Jeudi, 15 octobre 1871

Cher, Cher Monsieur,

Elle est partie ma pauvre fille1, elle est partie hier soir et sa dernière parole criée par la portière du wagon a été « Répétez bien à Caradeuc mon extrême regret d’être partie sans les voir !» Ce regret elle l’a exprimé tous les jours de la semaine dernière, et à tout les moments du jour, pour ainsi dire. Elle d’un côté et son mari2 de l’autre doivent arriver dans la matinée de samedi prochain à Berlin où leurs enfants sont réinstallés déjà depuis quelques jours. Ici il n’y a donc plus avec moi et mes petits-fils que l’abbé Hersand3 qui vous offre ses hommages et Bittout ses amitiés auxquelles il me prie de joindre ses gratitudes pour la chère lettre de chère Mme de Caradeuc4 reçus ce matin, avec l’incluse de St. Chéron. Moi j’en ai une de Madeleine5 qui bien qu’en voiture fermée a dû entre Murat6 et Marcenat mettre son manteau sur la tête enfin d’éviter de gagner mal aux dents, tant le vent était violent sur la montagne, froid et pénétrant. C’est à cette température si fréquente dans le Cantal que je dois, je l’ai toujours cru, beaucoup de mes névralgies et rhumatismes.
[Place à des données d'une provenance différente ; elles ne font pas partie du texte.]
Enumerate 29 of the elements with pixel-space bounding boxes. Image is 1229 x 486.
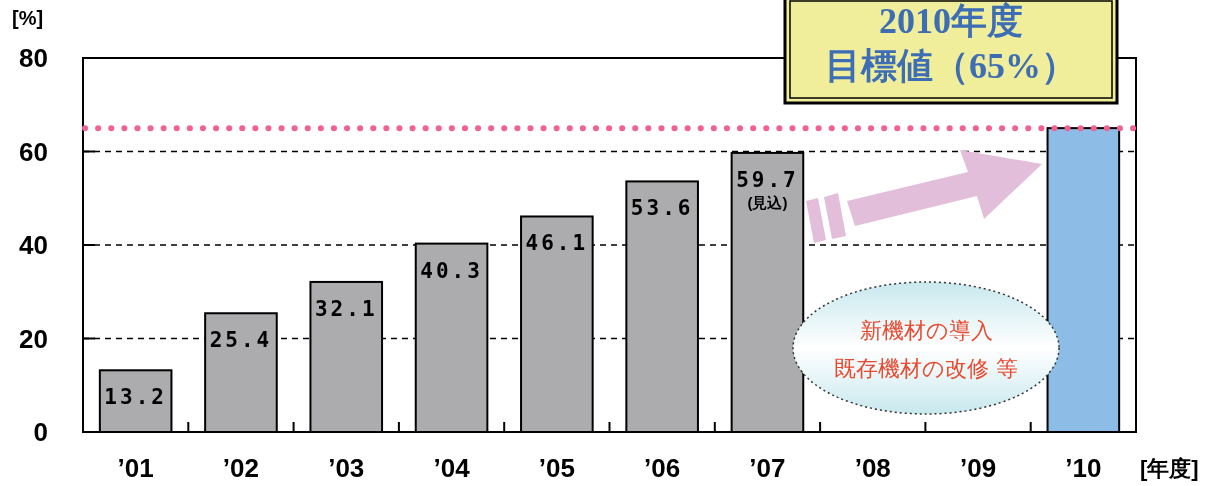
x-tick-label: ’04 xyxy=(433,453,471,483)
x-tick-label: ’10 xyxy=(1065,453,1102,483)
x-axis-title: [年度] xyxy=(1140,456,1199,481)
x-tick-label: ’02 xyxy=(222,453,260,483)
y-tick-label: 40 xyxy=(19,230,48,260)
y-axis-title: [%] xyxy=(12,7,44,29)
data-label: 59.7 xyxy=(736,167,799,192)
x-tick-label: ’03 xyxy=(328,453,365,483)
x-tick-label: ’07 xyxy=(749,453,786,483)
x-tick-label: ’06 xyxy=(644,453,681,483)
data-label: 53.6 xyxy=(630,196,694,221)
data-label: 32.1 xyxy=(314,296,378,321)
data-label: 25.4 xyxy=(209,328,273,353)
y-tick-label: 20 xyxy=(19,323,48,354)
annotation: (見込) xyxy=(747,193,788,211)
y-tick-label: 80 xyxy=(19,43,48,73)
data-label: 40.3 xyxy=(420,258,483,283)
annotation: 目標値（65%） xyxy=(825,46,1077,86)
y-tick-label: 0 xyxy=(33,417,48,447)
data-label: 13.2 xyxy=(104,385,167,410)
ref-line-label: 2010年度 xyxy=(879,1,1023,41)
y-tick-label: 60 xyxy=(19,136,48,167)
annotation: 既存機材の改修 等 xyxy=(834,356,1018,381)
x-tick-label: ’08 xyxy=(854,453,891,483)
x-tick-label: ’01 xyxy=(117,453,154,483)
x-tick-label: ’09 xyxy=(959,453,997,483)
data-label: 46.1 xyxy=(525,231,589,256)
annotation: 新機材の導入 xyxy=(859,318,993,343)
x-tick-label: ’05 xyxy=(538,453,575,483)
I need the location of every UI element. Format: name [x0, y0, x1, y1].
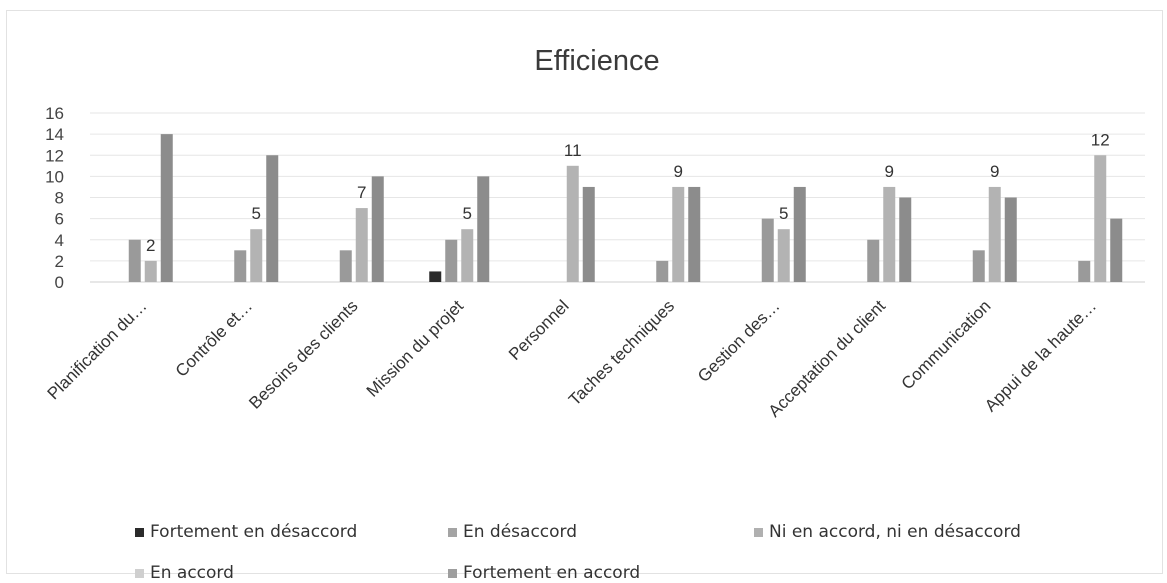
- legend-label: Fortement en désaccord: [150, 522, 358, 542]
- legend-item-fortement-en-desaccord: Fortement en désaccord: [135, 522, 357, 542]
- legend-label: Ni en accord, ni en désaccord: [769, 522, 1021, 542]
- bar: [445, 239, 458, 282]
- x-axis-categories: Planification du… Contrôle et…Besoins des…: [44, 296, 1100, 421]
- legend-item-ni-en-accord: Ni en accord, ni en désaccord: [754, 522, 1021, 542]
- bar: [461, 229, 474, 282]
- legend-swatch: [448, 568, 457, 578]
- y-tick-label: 16: [45, 104, 64, 123]
- bar: [972, 250, 985, 282]
- bar: [160, 134, 173, 282]
- legend-swatch: [448, 527, 457, 537]
- data-label: 5: [463, 204, 472, 223]
- y-tick-label: 14: [45, 125, 64, 144]
- bar: [144, 260, 157, 282]
- bar: [1004, 197, 1017, 282]
- legend-item-fortement-en-accord: Fortement en accord: [448, 563, 640, 583]
- y-tick-label: 2: [55, 252, 64, 271]
- bar: [371, 176, 384, 282]
- y-tick-label: 0: [55, 273, 64, 292]
- data-label: 9: [674, 162, 683, 181]
- legend-item-en-desaccord: En désaccord: [448, 522, 577, 542]
- x-category-label: Personnel: [505, 296, 573, 364]
- bar: [672, 186, 685, 282]
- bar: [688, 186, 701, 282]
- legend-label: En désaccord: [463, 522, 578, 542]
- y-axis-ticks: 0 2 4 6 8 10 12 14 16: [45, 104, 64, 292]
- y-tick-label: 8: [55, 189, 64, 208]
- data-label: 5: [252, 204, 261, 223]
- y-tick-label: 6: [55, 210, 64, 229]
- bar: [883, 186, 896, 282]
- bar: [793, 186, 806, 282]
- y-tick-label: 4: [55, 231, 64, 250]
- x-category-label: Besoins des clients: [245, 296, 361, 412]
- legend-swatch: [135, 527, 144, 537]
- bar: [656, 260, 669, 282]
- x-category-label: Mission du projet: [363, 296, 467, 400]
- data-label: 9: [990, 162, 999, 181]
- legend-label: Fortement en accord: [463, 563, 641, 583]
- bar: [429, 271, 442, 282]
- legend-swatch: [135, 568, 144, 578]
- chart-frame: [6, 10, 1163, 574]
- data-label: 12: [1091, 130, 1110, 149]
- bar: [867, 239, 880, 282]
- bar: [1094, 155, 1107, 282]
- y-tick-label: 10: [45, 167, 64, 186]
- bar: [339, 250, 352, 282]
- legend-swatch: [754, 527, 763, 537]
- data-label: 7: [357, 183, 366, 202]
- x-category-label: Planification du…: [44, 296, 151, 403]
- bar: [899, 197, 912, 282]
- legend-label: En accord: [150, 563, 234, 583]
- data-label: 9: [885, 162, 894, 181]
- bar: [234, 250, 247, 282]
- data-labels: 2 5 7 5 11 9 5 9 9 12: [146, 130, 1110, 255]
- bar: [777, 229, 790, 282]
- bar: [988, 186, 1001, 282]
- gridlines: [90, 112, 1145, 283]
- x-category-label: Gestion des…: [694, 296, 784, 386]
- data-label: 2: [146, 236, 155, 255]
- data-label: 11: [564, 141, 582, 160]
- x-category-label: Taches techniques: [565, 296, 678, 409]
- legend-item-en-accord: En accord: [135, 563, 234, 583]
- bar: [266, 155, 279, 282]
- bar: [1110, 218, 1123, 282]
- bars: [128, 134, 1123, 282]
- y-tick-label: 12: [45, 146, 64, 165]
- data-label: 5: [779, 204, 788, 223]
- bar: [1078, 260, 1091, 282]
- x-category-label: Contrôle et…: [172, 296, 256, 380]
- bar: [355, 208, 368, 282]
- x-category-label: Communication: [898, 296, 995, 393]
- bar: [250, 229, 263, 282]
- bar: [761, 218, 774, 282]
- x-category-label: Appui de la haute…: [981, 296, 1100, 415]
- chart-title: Efficience: [534, 45, 659, 77]
- bar: [128, 239, 141, 282]
- bar: [566, 165, 579, 282]
- bar: [477, 176, 490, 282]
- bar: [582, 186, 595, 282]
- x-category-label: Acceptation du client: [765, 296, 890, 421]
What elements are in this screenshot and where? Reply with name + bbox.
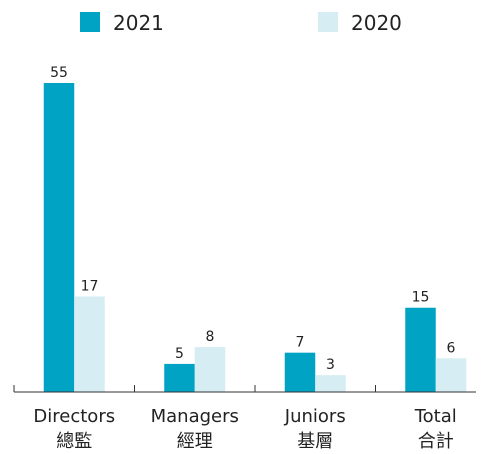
- value-label: 7: [296, 335, 305, 351]
- bar: [164, 363, 195, 392]
- legend-swatch: [80, 12, 100, 32]
- value-label: 15: [412, 290, 430, 306]
- legend-swatch: [318, 12, 338, 32]
- value-label: 55: [50, 65, 68, 81]
- value-label: 8: [206, 329, 215, 345]
- value-label: 6: [447, 340, 456, 356]
- value-label: 3: [326, 357, 335, 373]
- x-tick-label: 基層: [297, 431, 333, 452]
- bar: [435, 358, 467, 392]
- x-tick-label: Directors: [33, 406, 115, 427]
- value-label: 5: [175, 346, 184, 362]
- legend-label: 2021: [113, 11, 164, 35]
- value-label: 17: [81, 278, 99, 294]
- bar: [315, 375, 346, 392]
- x-tick-label: Juniors: [284, 406, 346, 427]
- legend-label: 2020: [351, 11, 402, 35]
- bar: [74, 296, 105, 392]
- bar: [284, 352, 316, 392]
- bar: [194, 347, 226, 392]
- x-tick-label: 合計: [418, 431, 454, 452]
- bar: [405, 307, 436, 392]
- x-tick-label: Total: [414, 406, 457, 427]
- x-tick-label: 經理: [177, 431, 213, 452]
- x-tick-label: 總監: [56, 431, 92, 452]
- bar: [43, 83, 75, 392]
- x-tick-label: Managers: [151, 406, 239, 427]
Ici après un long mouvement équinoxiales [sic] le beau temps est revenu et nos vendanges se font en de bonnes conditions. Je doute qu’il en soit de même pour les élections de dimanche et j’en augure tristement pour l’ensemble, ah hélas, en France !

L’armée blâme très haut la faiblesse du gouvernement vis à vis des coupables de la révolte, d’où les peines sont commencées. Le Gl <nom illisible> a porté sa démission malgré les instances du parti honnête de Marseille. Il est furieux, il y a de quoi. M. Thiers reçoit Victor Hugo et ils se disent des grâces. Tout cela ne nous mène-t-il pas à une catastrophe qu’on déplorera mais trop tard. Et trop tard l’Assemblée aura le résultat de ses faiblesses successives depuis 6 mois et de sa faute en prenant des vacances dans un temps de crise suprême comme celui-ci….Aucune puissance ne veut traiter avec nous….Qu’en est-il de notre entente douanière avec la Prusse ?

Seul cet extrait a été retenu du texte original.